Doctrine / Formation #NLQ #Théologie

Conférence de l’Avent du Père Cantalamessa sur l’Esprit-Saint et le discernement

Nous donnons ici la deuxième conférence de l’Avent au Vatican par le Père Cantalamessa

L’Esprit Saint et le charisme du discernement

Poursuivons nos réflexions sur l’œuvre de l’Esprit Saint dans la vie du chrétien. Saint Paul mentionne un charisme particulier appelé « discernement des esprits » (1 Cor 12, 10). A l’origine, cette expression a un sens bien précis : elle indique le don qui permet de distinguer, parmi les paroles inspirées ou prophétiques prononcées durant une assemblée, celles qui viennent de l’Esprit du Christ et celles qui proviennent d’autres esprits, c’est-à-dire de l’esprit de l’homme, ou de l’esprit démoniaque, ou de l’esprit du monde.

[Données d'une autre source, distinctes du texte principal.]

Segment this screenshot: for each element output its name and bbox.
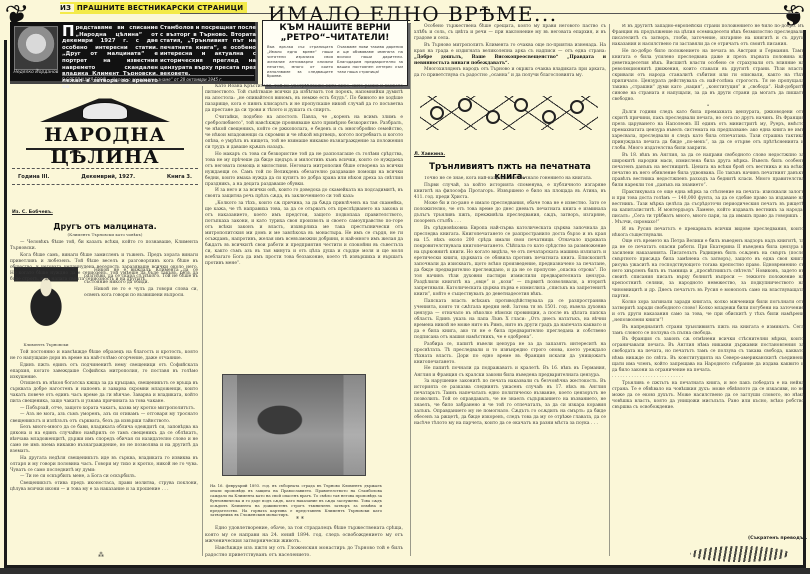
section-stars: ⁂ bbox=[98, 552, 104, 559]
paragraph: — Человѣкъ бѣше той, би казалъ всѣки, ко… bbox=[10, 240, 198, 252]
paragraph: Единъ пжть единъ отъ подчиненитѣ нему св… bbox=[10, 363, 198, 381]
issue-month: Декемврий, 1927. bbox=[81, 174, 135, 180]
paragraph: Считайки, подобно на апостолъ Павла, че … bbox=[205, 115, 403, 151]
frame-border-bottom bbox=[4, 565, 806, 568]
newspaper-page: ❦ ❦ ИЗ ПРАШНИТЕ ВЕСТНИКАРСКИ СТРАНИЦИ ИМ… bbox=[0, 0, 810, 574]
paragraph: Разбира се, папитѣ въвели цензура не за … bbox=[414, 342, 606, 366]
paragraph: Въ срѣдновѣковна Европа най-първа католи… bbox=[414, 226, 606, 299]
paragraph: Като Иоана Кръстителя, той не употрѣбява… bbox=[205, 84, 403, 114]
decorative-ornament-band bbox=[420, 96, 598, 130]
article1-closing: Едно удовлетворение, обаче, за тоя страд… bbox=[205, 526, 403, 560]
paragraph: Въ 18. вѣкъ въ Англия, за да се направи … bbox=[612, 153, 804, 189]
article2-byline: Л. Хавкина. bbox=[414, 152, 445, 157]
paragraph: Едно удовлетворение, обаче, за тоя страд… bbox=[205, 526, 403, 546]
dashed-rule bbox=[12, 168, 198, 169]
paragraph: Не папитѣ почнали да подражаватъ и крале… bbox=[414, 366, 606, 378]
paragraph: И въ Русия печатътъ е прекарвалъ всички … bbox=[612, 227, 804, 239]
portrait-caption: Климентъ Търновски bbox=[14, 342, 78, 347]
article1-title: Другъ отъ малцината. bbox=[12, 222, 198, 231]
paragraph: — Азъ не мога, азъ съмъ уморенъ, азъ си … bbox=[10, 412, 198, 424]
author-photo bbox=[14, 26, 58, 70]
article1-column2: Като Иоана Кръстителя, той не употрѣбява… bbox=[205, 84, 403, 372]
paragraph: Свещеникътъ отива предъ иконостаса, прав… bbox=[10, 481, 198, 493]
author-photo-caption: Недялко Йорданов bbox=[12, 70, 60, 75]
kliment-prison-photo bbox=[222, 374, 366, 476]
paragraph: Колко хора загинали заради книгата, колк… bbox=[612, 300, 804, 324]
photo-caption: На 16. февруарий 1893. год. въ съборната… bbox=[210, 484, 382, 518]
masthead-ornament-band bbox=[26, 148, 184, 156]
article1-body-wrap: Никой не е виждалъ Климента да се разгнѣ… bbox=[84, 268, 198, 299]
paragraph: Никой не го е чулъ да говори слова си, о… bbox=[84, 287, 198, 299]
paragraph: Трънливъ е пжтьтъ на печатната книга, и … bbox=[612, 381, 804, 411]
article1-body-cont: Той постоянно и навсѣкжде бѣше образецъ … bbox=[10, 350, 198, 494]
separator-star: • bbox=[612, 104, 804, 110]
translation-note: (Съкратенъ преводъ). bbox=[748, 536, 807, 541]
issue-year: Година III. bbox=[18, 174, 49, 180]
paragraph: — Ти не си оскърбилъ мене, а Бога си оск… bbox=[10, 474, 198, 480]
paragraph: Може би и по-рано е имало преследвания, … bbox=[414, 201, 606, 225]
article2-body: Точно не се знае, кога най-напредъ се е … bbox=[414, 176, 606, 568]
drop-cap: П bbox=[62, 25, 75, 38]
column-divider bbox=[609, 24, 610, 556]
paragraph: Първи случай, за който историята спомену… bbox=[414, 183, 606, 201]
intro-text-col2: Стамболов и посрещнат после с възторг в … bbox=[160, 25, 256, 78]
paragraph: Но макаръ съ това си безкористие той да … bbox=[205, 152, 403, 188]
paragraph: Дълги години следъ като била премахната … bbox=[612, 110, 804, 152]
paragraph: Още отъ времето на Петра Велики е билъ в… bbox=[612, 239, 804, 299]
ornament-node-icon bbox=[542, 110, 556, 124]
notice-title-line2: „РЕТРО“–ЧИТАТЕЛИ! bbox=[267, 33, 403, 43]
arch-inscription-left: „Добре дошълъ, Ваше Високопреосвещенство… bbox=[414, 55, 558, 60]
paragraph: И за него и за всички онѣ, които го дове… bbox=[205, 188, 403, 200]
ornament-node-icon bbox=[430, 106, 444, 120]
notice-text-col1: Във връзка със страницата „Имало едно вр… bbox=[267, 45, 333, 79]
paragraph: Папската власть всѣкакъ противодѣйствува… bbox=[414, 299, 606, 341]
arch-intro: Въ Търново митрополитъ Климента го очакв… bbox=[414, 43, 606, 54]
notice-title-line1: КЪМ НАШИТЕ ВЕРНИ bbox=[267, 23, 403, 33]
paragraph: Въ Франция съ законъ сѫ отмѣнени всички … bbox=[612, 337, 804, 373]
dashed-rule bbox=[12, 184, 198, 185]
frame-border-left bbox=[4, 40, 7, 568]
paragraph: Точно не се знае, кога най-напредъ се е … bbox=[414, 176, 606, 182]
paragraph: Практикувала се още една мѣрка за стѣсне… bbox=[612, 190, 804, 226]
paragraph: Многохиляденъ народъ отъ Търново и окржг… bbox=[414, 67, 606, 79]
paragraph: Въ напредналитѣ страни трънливиятъ пжть … bbox=[612, 325, 804, 337]
paragraph: Въ Търново митрополитъ Климента го очакв… bbox=[414, 43, 606, 67]
ornament-node-icon bbox=[514, 98, 528, 112]
intro-box: Недялко Йорданов П редставяме ви списани… bbox=[10, 22, 258, 84]
paragraph: И въ другитѣ западно-европейски страни п… bbox=[612, 24, 804, 48]
paragraph: Особено тържествена бѣше срещата, която … bbox=[414, 24, 606, 42]
separator-stars: * * bbox=[296, 516, 304, 523]
ornament-node-icon bbox=[458, 98, 472, 112]
column-divider bbox=[202, 86, 203, 556]
notice-text-col2: Очакваме нови такива дарения и ще обявяв… bbox=[337, 45, 403, 79]
article1-arrival-text: Особено тържествена бѣше срещата, която … bbox=[414, 24, 606, 80]
ornament-node-icon bbox=[486, 110, 500, 124]
issue-book: Книга 3. bbox=[167, 174, 192, 180]
paragraph: Отишелъ въ нѣкоя богатска кжща за да кръ… bbox=[10, 381, 198, 405]
paragraph: На другата недѣля свещеникътъ иде въ сър… bbox=[10, 456, 198, 474]
dotted-rule: . . . . . . . . . . . . . . . . . . . . … bbox=[612, 374, 804, 380]
paragraph: За нарушение законитѣ по печата наказвал… bbox=[414, 379, 606, 427]
paragraph: Никой не е виждалъ Климента да се разгнѣ… bbox=[84, 268, 198, 286]
paragraph: „Колкото за тѣхъ, които сѫ причина, за д… bbox=[205, 201, 403, 268]
paragraph: Безъ много-много да се бави, владиката о… bbox=[10, 425, 198, 455]
article2-continued: И въ другитѣ западно-европейски страни п… bbox=[612, 24, 804, 534]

Pour l’évangéliste Jean aussi c’est celui-ci le sens fondamental. Le discernement consiste à « examiner les esprits pour voir s’ils sont de Dieu » (1 Jn 4,1-6). Pour Paul le critère fondamental de discernement c’est de proclamer que Jésus est « Seigneur » (1 Cor 12, 3) ; pour Jean c’est reconnaitre que Jésus « est venu dans la chair », autrement dit l’incarnation. Déjà avec lui le discernement commence à être utilisé comme fonction théologique, comme critère pour discerner les vraies des fausses doctrines, l’orthodoxie de l’hérésie, ce qui deviendra central par la suite.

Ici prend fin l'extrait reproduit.